Louise Teh (MSc project)
Ussif Rashid Sumaila (Supervisor)
Research Project Description
The majority of the world’s shallow coral reefs are concentrated along the coastlines of developing nations. These biodiversity rich ecosystems harbour a wide range of fish and invertebrate species that are caught mostly by small-scale fishers using multiple gears. Coral reef fisheries provide a main source of food and income for these small-scale subsistence and artisanal fishers. However, in recent decades, burgeoning populations and poverty in the coastal zones of developing countries, particularly in Southeast Asia, have led to the overexploitation and degradation of many nearshore reef resources and habitats, putting these vulnerable ecosystems under serious threat. Yet, small-scale tropical reef fisheries are often marginalized from mainstream policy makers, leading to less than adequate management of these valuable fisheries. The continuation of this trend is likely to lead to depleted reef ecosystems, with dire socio-economic consequences for the communities who depend on them. As such, there is an immediate need to understand the local dynamics of small-scale reef fisheries. Filling in basic data gaps can enable assessments of the state of the studied fisheries, ultimately leading to the identification of management strategies which can ensure the long-term ecological and socio-economic sustainability of reef fisheries.
This research focuses on the small-scale, artisanal reef fisheries of southern Banggi island in Sabah, Malaysia. It represents the first attempt of understanding both the ecological and socio-economic dynamics of the island’s reef fisheries. The goal of this research is to identify viable management strategies which will lead to the long term sustainability of the reef fisheries and associated socio-economic systems. Insights from this research can also be applied on a broader scale to other reef fisheries in the region, many of which share similar characteristics and problems as Banggi. The three objectives of this research are:
Characterize and describe the ecological, social, and economic aspects of south Banggi’s artisanal reef fisheries;
Assess the sustainability of south Banggi’s reef fisheries;
Explore the fishery effects of potential management strategies, and identify a feasible strategy, or strategies, that will contribute to the long-term ecological and socio-economic sustainability of Banggi’s reef fisheries.
Fishery and socio-economic data is collected by monitoring fish landings and interviewing local fishers during two field periods in 2004 and 2005. I then do ecosystem modelling using Ecopath with Ecosim (www.ecopath.org) to explore the ecosystem effects of different policy options. These results are then considered under the prevailing social and economic context to identify an appropriate management strategy for Banggi’s reef fisheries.

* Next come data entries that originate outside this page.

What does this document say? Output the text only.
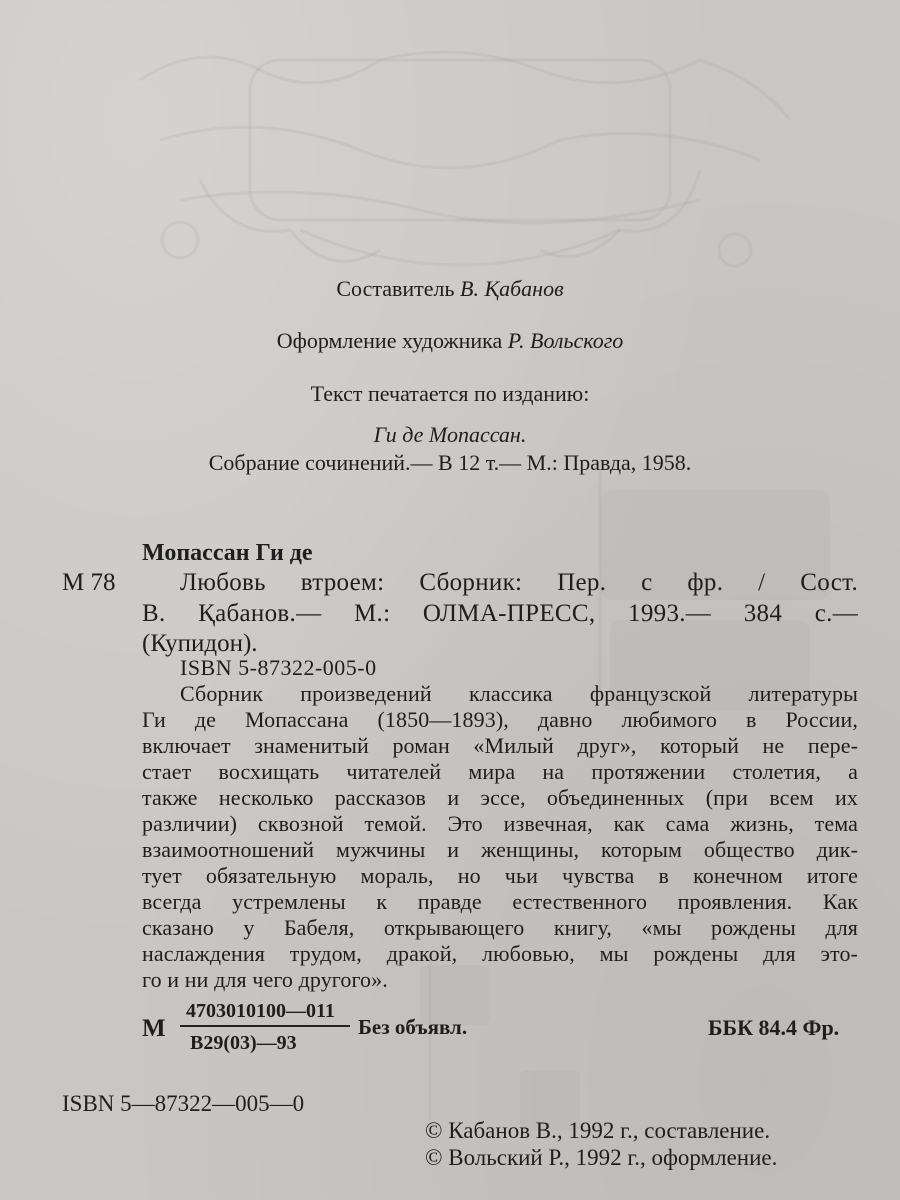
Составитель В. Қабанов
Оформление художника Р. Вольского
Текст печатается по изданию:
Ги де Мопассан.
Собрание сочинений.— В 12 т.— М.: Правда, 1958.
Мопассан Ги де
М 78	Любовь втроем: Сборник: Пер. с фр. / Сост.
В. Қабанов.— М.: ОЛМА-ПРЕСС, 1993.— 384 с.—
(Купидон).
ISBN 5-87322-005-0
Сборник произведений классика французской литературы
Ги де Мопассана (1850—1893), давно любимого в России,
включает знаменитый роман «Милый друг», который не пере-
стает восхищать читателей мира на протяжении столетия, а
также несколько рассказов и эссе, объединенных (при всем их
различии) сквозной темой. Это извечная, как сама жизнь, тема
взаимоотношений мужчины и женщины, которым общество дик-
тует обязательную мораль, но чьи чувства в конечном итоге
всегда устремлены к правде естественного проявления. Как
сказано у Бабеля, открывающего книгу, «мы рождены для
наслаждения трудом, дракой, любовью, мы рождены для это-
го и ни для чего другого».
М
4703010100—011
В29(03)—93
Без объявл.	ББК 84.4 Фр.
ISBN 5—87322—005—0
© Кабанов В., 1992 г., составление.
© Вольский Р., 1992 г., оформление.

This study suggests that Banggi’s reef fisheries resources may still be relatively productive, but have declined significantly over time. They are likely to become depleted in the future if current rates of exploitation are maintained. Results from an ecosystem modelling exercise, considered within the context of Banggi’s socio-economic environment, indicate that: i) the establishment of a small, community-managed marine reserve within the current fishing grounds; and ii) the implementation of alternative livelihood programmes, will be the most suitable courses of action for sustainable management of Banggi’s reef fisheries.